Digitalisation is not a straight-forward initiative; the software and the hardware are the easy bits, but not the full story. The cultural changes needed, the hearts and minds of everyone involved, these are the real tools of success.

What aspects of your work to date have given you the most satisfaction? And what are some of the goals that remain?

Three aspects have given me most satisfaction, although everything is, of course, still a work in progress. Firstly, defining our purpose of creating living spaces for generations to come, with the incredible support of all our Viessmann family members. This has given each and every Viessmann employee a very clear connection and relevance to the future of our planet, to all the generations to come, that, perhaps, one might not have had. It has also given us an additional tool to measure and validate every decision we make – how well does this fit our purpose?
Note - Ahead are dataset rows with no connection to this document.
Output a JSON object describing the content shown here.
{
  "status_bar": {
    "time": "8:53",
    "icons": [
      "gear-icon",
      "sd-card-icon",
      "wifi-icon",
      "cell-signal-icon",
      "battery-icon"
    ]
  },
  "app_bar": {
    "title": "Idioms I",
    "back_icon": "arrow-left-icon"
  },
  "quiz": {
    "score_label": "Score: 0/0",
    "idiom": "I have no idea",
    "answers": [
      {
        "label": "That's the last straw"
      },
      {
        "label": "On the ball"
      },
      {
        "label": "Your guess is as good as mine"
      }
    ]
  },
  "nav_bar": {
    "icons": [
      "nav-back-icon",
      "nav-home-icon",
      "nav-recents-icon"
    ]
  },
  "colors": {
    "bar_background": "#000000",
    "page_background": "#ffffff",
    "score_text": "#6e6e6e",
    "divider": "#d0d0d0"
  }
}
Secondly, the digitalisation of traditional machinery that allows us to fulfill our purpose. Digitalisation is not a straight-forward initiative; the software and the hardware are the easy bits, but not the full story. The cultural changes needed, the hearts and minds of everyone involved, these are the real tools of success. Thirdly, the inclusiveness and transparency and open communications needed to undertake the digital transformation. The success of this can be seen in Viessmann’s rapid response to the pandemic. I must say that my pride in our 12,300-strong family can leave me speechless. Goals that remain? We are only 30 percent there. This is a lifelong task. Longer than that, you could say; it is generational. You will have to ask the next Viessmann generation.


What does success mean for you, personally?

I learned from my father that we are not owners, but custodians and serving leaders. He took over Viessmann from his father and further developed it before handing me a company with much greater potential than he inherited. I thank him for that every day. Currently, my father and I are leading the company and it is a privilege for me to learn from him and his experiences every day. To have the best advisor at my side – this is the power of two generations. The future will decide upon our successes. For me, one measure of personal success could be handing a more successful Viessmann company to the next generation of the Viessmann family. However, if the next generation wishes to take another path in life, then I need to ensure that I try to make the world a better place. A new digital Viessmann company or a better world – that is more than enough to get me up in the morning.

Executive Profile

Max Viessmann is the CEO of Viessmann Group, a German manufacturer of heating, refrigeration and climate-control equipment. He is the great-grandson of founder Johann Viessmann. Max oversees the private company’s climate solutions portfolio and drives the digital transformation and cultural renewal of the group. He was a management consultant at The Boston Consulting Group in its Munich and Shanghai offices. Max studied industrial engineering at the Karlsruhe Institute of Technology (KIT) and at the TU Darmstadt.